そして多勢に無勢のこちらは疲労が加速する。
やがて、動けなくなるだろう。
抜け穴の入り口に向かって後退する純はハッと固まった。
敵は街から抜け穴を使って戻ってきていた。
あたりまえだ。そのために、街と墓地をつなぐためにある抜け穴だ。
味方を穴の入口に誘導できなくなった。
翔子ともまた離れてしまった。

「翔子。どこだ?! 翔子」

純の声をきいてGGが敵を切りたてながら必死でこちらによってくる。

「ここよ」

おもわぬところで翔子の声がした。
遠くばかり見ていた。
翔子は意外と近くで戦っていた。
背中あわせになった。
「純こそダイジョウブ」
「いっしょにたたかえてたのしいよ」
「わたしも。うれしい。
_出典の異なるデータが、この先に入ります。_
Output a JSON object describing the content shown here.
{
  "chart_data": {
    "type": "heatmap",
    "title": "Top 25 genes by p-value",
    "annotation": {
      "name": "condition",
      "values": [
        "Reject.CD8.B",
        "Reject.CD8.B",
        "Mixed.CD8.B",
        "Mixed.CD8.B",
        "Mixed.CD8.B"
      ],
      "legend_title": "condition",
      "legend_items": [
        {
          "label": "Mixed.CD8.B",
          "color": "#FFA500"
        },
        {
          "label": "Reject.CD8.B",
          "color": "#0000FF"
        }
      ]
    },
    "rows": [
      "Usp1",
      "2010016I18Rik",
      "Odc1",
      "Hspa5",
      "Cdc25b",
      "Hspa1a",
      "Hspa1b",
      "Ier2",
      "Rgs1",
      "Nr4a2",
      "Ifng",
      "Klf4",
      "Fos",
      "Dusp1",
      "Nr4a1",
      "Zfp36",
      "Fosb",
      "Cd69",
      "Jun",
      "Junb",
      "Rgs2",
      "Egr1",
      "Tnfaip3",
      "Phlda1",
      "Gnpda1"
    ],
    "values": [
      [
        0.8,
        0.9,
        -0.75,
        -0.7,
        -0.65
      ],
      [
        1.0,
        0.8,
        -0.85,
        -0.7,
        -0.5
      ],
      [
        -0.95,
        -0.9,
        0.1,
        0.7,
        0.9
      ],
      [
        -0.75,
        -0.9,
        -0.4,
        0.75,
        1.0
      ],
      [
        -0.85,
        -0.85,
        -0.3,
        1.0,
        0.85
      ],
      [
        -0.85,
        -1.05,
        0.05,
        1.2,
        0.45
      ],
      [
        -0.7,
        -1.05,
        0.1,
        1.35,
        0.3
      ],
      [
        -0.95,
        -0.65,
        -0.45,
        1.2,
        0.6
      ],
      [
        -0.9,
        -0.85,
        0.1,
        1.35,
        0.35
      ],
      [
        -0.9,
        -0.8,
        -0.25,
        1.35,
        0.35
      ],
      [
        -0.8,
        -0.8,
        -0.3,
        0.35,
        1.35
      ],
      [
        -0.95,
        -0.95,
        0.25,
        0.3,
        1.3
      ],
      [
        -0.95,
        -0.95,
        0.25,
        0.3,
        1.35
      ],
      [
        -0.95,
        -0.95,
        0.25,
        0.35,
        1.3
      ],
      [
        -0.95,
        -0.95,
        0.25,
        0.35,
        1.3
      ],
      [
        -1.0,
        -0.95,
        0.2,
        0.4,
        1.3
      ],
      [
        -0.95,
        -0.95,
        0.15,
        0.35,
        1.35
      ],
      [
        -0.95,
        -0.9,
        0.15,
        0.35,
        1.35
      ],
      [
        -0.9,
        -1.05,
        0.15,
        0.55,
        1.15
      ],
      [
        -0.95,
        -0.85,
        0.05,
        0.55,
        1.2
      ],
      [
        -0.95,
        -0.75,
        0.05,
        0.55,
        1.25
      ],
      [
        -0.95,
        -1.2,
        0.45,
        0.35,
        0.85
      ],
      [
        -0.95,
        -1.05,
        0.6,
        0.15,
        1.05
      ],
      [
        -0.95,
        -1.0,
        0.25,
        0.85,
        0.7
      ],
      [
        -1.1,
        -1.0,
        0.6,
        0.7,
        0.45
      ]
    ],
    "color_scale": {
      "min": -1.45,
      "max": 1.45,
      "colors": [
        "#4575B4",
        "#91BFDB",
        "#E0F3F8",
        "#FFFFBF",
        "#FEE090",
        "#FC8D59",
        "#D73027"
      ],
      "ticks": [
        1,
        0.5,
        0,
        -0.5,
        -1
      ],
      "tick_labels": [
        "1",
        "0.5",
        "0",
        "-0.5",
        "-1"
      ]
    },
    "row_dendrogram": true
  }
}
このまま死んでもいい」
「なにを不吉なこと」とGG。
しぜんと紅子たちも寄ってきた。
サークルをつくって敵に対した。
紅子が超音波をさきほどから発しつづけている。
だがすこしちがう。なにものかに呼びかけている。
すると、このとき――薄闇の空が月光をはばまれたのでほとんどまっくらになった。
蝙蝠の大群だった。

「もう、おそいわよ。でもありがとう」
「助かりそうだな」
芝原と柴山がつぶやく。
こうもりは急降下して敵を襲う。
紅子を守るように重なりあって飛び交っている。